What is your plan, Lynne? I’ve kinda lost track in this thread. What would like to see the govt try right now?
I’d like to see then make a real effort to enforce “mandatory report” laws (which you mention) already on the books. Hold those eager native leaders to task for their own communities. See if they have an agenda of their own. Set up a system (if there isn’t one already) for the people in those areas to report abuses anonymously, and make the authorities act on those tips.
I can not believe that all, or even most, of the people who live there approve of what’s happening.
And don’t dismiss others concerns and ideas as “platitudes”.
From m-w;

To do so is simply disingenuous.

mangeorge - I agree with every word you have said, including my inaccurate use of the word platitude. I guess I am just tired and frustrated with all the good theories I believed in for so long having failed so dismally. I am also concerned how often the solutions are ‘dull or insipid’ - things like - ‘develop mutual respect’ - these statements are just too vague. Solutions need practical implementations. How do you practically develop mutual respect? Add that to the statement, and it loses the vagueness.

I am very conscious of the fact that I am writing from the south of the continent about problems that ar a long way away and that I don’t really know enough about. Until the issue was first fully aired about a month ago, I had no idea the problem was so bad.

The mandatory reporting laws are state based, so I don’t know what the status is in the Northern Territory nor the rate of response.
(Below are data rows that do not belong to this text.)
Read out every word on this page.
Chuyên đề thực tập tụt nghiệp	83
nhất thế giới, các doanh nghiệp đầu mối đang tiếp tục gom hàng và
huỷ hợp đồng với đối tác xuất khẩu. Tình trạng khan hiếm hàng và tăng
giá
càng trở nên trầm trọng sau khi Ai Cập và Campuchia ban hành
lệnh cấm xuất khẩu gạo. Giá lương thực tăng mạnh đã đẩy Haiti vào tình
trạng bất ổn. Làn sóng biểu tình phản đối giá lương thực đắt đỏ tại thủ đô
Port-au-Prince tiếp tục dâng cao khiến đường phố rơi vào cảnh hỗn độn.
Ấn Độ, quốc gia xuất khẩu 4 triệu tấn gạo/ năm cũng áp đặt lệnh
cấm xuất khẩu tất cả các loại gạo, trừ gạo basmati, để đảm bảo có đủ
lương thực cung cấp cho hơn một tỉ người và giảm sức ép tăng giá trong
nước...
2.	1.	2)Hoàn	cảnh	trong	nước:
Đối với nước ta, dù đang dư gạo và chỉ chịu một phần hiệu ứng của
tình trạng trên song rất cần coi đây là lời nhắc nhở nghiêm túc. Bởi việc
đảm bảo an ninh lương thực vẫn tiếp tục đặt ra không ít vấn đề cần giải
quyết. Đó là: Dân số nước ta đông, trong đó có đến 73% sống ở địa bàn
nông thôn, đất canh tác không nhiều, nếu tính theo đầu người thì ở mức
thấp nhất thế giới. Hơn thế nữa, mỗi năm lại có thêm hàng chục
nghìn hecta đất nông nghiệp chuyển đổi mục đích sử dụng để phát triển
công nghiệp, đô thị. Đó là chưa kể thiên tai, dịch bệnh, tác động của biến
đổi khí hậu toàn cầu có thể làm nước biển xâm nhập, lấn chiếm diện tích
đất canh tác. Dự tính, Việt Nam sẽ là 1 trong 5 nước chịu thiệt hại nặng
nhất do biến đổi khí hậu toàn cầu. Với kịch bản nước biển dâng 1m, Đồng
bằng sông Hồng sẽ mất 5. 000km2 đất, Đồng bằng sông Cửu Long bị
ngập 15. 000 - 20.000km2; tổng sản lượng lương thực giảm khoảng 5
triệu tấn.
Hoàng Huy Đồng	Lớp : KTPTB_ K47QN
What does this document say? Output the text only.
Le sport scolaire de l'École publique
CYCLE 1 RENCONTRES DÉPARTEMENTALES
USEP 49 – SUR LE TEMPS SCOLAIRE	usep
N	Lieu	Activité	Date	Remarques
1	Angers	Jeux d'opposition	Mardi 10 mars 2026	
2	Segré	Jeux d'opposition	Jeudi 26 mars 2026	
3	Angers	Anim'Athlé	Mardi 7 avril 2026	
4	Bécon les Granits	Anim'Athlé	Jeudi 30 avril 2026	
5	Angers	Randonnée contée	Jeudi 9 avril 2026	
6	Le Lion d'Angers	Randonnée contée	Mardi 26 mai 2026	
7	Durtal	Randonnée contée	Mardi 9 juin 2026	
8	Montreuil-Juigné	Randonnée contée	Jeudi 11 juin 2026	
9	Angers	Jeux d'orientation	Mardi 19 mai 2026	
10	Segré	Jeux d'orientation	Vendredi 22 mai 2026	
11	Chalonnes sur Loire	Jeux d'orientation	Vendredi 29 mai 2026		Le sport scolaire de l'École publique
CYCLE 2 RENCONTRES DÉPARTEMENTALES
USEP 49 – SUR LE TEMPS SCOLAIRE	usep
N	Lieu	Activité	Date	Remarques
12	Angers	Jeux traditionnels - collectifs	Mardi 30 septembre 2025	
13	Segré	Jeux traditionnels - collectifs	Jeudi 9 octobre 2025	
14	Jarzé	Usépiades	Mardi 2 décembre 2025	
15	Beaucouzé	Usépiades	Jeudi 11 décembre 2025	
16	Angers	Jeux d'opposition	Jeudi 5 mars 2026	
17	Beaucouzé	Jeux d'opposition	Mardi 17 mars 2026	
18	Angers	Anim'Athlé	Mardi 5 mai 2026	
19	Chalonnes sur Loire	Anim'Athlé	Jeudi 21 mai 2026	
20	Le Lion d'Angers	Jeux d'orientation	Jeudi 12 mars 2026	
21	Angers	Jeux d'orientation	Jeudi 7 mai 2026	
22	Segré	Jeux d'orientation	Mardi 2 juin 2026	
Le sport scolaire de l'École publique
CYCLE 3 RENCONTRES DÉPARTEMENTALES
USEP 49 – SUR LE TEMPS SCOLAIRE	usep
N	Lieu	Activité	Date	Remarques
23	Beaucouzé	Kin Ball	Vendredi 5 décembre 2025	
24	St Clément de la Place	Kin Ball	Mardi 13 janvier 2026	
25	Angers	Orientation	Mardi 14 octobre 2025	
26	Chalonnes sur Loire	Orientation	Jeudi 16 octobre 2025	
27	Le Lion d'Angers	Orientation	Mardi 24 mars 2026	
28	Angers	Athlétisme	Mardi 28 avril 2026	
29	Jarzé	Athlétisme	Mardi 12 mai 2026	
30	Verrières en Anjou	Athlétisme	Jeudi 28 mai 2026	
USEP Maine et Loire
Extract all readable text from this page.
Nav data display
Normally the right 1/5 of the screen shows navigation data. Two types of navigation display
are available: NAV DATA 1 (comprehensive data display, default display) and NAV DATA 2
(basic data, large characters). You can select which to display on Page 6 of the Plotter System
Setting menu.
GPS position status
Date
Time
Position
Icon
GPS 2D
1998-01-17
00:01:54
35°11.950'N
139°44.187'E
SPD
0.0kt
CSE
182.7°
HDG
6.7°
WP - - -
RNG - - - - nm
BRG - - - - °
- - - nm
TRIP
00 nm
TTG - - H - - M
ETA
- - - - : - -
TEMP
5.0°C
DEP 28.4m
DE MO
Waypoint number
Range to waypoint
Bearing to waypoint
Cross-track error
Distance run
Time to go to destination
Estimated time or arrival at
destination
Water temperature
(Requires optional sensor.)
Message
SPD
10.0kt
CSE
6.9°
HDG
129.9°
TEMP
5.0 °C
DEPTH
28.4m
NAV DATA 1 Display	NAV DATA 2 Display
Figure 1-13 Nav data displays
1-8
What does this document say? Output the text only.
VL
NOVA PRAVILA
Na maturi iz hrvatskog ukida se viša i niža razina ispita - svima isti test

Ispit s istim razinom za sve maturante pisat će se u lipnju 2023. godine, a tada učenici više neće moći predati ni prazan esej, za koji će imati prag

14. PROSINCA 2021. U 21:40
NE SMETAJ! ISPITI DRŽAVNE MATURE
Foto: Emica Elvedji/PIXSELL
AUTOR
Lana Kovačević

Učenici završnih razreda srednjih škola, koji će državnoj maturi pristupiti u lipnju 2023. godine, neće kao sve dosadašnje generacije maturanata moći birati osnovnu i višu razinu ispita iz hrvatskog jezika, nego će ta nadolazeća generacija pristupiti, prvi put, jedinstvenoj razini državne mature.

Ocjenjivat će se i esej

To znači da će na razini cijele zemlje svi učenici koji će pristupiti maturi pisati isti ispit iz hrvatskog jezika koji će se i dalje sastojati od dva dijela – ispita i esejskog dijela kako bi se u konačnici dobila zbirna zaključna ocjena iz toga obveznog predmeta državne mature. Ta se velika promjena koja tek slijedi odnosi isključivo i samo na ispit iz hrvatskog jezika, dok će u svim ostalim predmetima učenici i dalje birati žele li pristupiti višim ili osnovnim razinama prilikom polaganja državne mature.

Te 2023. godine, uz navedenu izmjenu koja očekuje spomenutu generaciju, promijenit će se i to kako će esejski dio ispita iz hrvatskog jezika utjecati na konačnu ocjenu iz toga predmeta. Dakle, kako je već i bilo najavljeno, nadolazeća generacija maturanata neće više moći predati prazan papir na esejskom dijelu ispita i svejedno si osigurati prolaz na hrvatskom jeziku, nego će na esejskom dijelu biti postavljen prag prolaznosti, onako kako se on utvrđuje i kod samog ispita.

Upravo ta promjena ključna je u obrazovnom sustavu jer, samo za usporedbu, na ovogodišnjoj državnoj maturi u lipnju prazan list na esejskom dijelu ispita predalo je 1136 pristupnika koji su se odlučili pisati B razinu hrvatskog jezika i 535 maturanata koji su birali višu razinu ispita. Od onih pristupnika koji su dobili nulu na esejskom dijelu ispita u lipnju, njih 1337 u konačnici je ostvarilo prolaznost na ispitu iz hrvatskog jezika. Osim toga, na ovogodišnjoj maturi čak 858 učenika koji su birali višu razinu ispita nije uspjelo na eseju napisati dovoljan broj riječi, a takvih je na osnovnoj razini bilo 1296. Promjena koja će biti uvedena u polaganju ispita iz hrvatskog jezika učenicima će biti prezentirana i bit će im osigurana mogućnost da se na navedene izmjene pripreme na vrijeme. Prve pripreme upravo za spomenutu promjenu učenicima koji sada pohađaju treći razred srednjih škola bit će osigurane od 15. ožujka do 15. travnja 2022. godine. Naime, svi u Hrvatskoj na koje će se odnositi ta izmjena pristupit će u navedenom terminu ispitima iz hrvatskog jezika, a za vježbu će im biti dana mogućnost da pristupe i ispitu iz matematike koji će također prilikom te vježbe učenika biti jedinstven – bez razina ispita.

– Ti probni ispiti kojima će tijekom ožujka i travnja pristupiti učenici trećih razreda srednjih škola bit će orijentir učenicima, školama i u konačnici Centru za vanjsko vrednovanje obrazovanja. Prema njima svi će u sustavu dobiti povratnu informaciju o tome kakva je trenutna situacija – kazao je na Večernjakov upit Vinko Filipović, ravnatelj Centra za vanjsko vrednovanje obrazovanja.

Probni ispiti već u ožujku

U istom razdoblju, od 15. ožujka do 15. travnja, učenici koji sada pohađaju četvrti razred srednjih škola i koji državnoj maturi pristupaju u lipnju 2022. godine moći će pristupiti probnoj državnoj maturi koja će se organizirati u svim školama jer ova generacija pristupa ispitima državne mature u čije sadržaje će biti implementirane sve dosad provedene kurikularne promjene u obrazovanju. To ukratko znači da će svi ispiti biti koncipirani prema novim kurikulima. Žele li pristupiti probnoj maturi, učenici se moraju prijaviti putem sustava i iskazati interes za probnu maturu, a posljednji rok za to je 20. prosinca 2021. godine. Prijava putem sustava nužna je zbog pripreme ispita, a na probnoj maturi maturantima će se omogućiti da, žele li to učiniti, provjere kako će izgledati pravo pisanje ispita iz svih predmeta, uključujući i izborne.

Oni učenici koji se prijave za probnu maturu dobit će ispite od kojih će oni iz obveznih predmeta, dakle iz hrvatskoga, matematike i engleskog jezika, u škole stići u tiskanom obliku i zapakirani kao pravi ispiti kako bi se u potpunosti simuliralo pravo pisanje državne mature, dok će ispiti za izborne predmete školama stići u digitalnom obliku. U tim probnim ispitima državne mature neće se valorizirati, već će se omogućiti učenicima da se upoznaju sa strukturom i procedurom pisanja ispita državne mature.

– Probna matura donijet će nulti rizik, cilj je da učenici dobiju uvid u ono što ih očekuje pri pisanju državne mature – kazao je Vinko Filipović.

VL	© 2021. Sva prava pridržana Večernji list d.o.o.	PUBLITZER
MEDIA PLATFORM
I know that in the cases I have been involved in way down here in Victoria, the response from authorities was within hours every time. The child did not go home unprotected. I just want that for every child - including those who don’t get it here. This state is far from perfectly protecting its children.

In the long term, self-respect, mutual respect and jobs and all those things are the only solution. The debate today seems to be about time limits on the government control which is currently set at five years. I’d like to see a firm timetable starting from the strict intervention at the moment - which is mostly about medical checks and getting kids into schools and safe - through to much more long term whole community solutions in the five year time scale. With real, measurable outcomes. For example, unemployment rates to decrease by, say, 5% each 6 months, and practical startegies to make sure that happens.

But today I have kids in my own juristiction to worry about, so I shall return to them!

Huh? only marginally better - from what I know of the situation, the Maori were and are amongst the best treated of any inidgenous peoples. This is not to say that their treatment was perfect, or that errors weren’t made. However at the time it was light years beyond what anyone else was doing.

I wish you, and all the kids, well Lynne. People do appreciate your efforts and the good they do.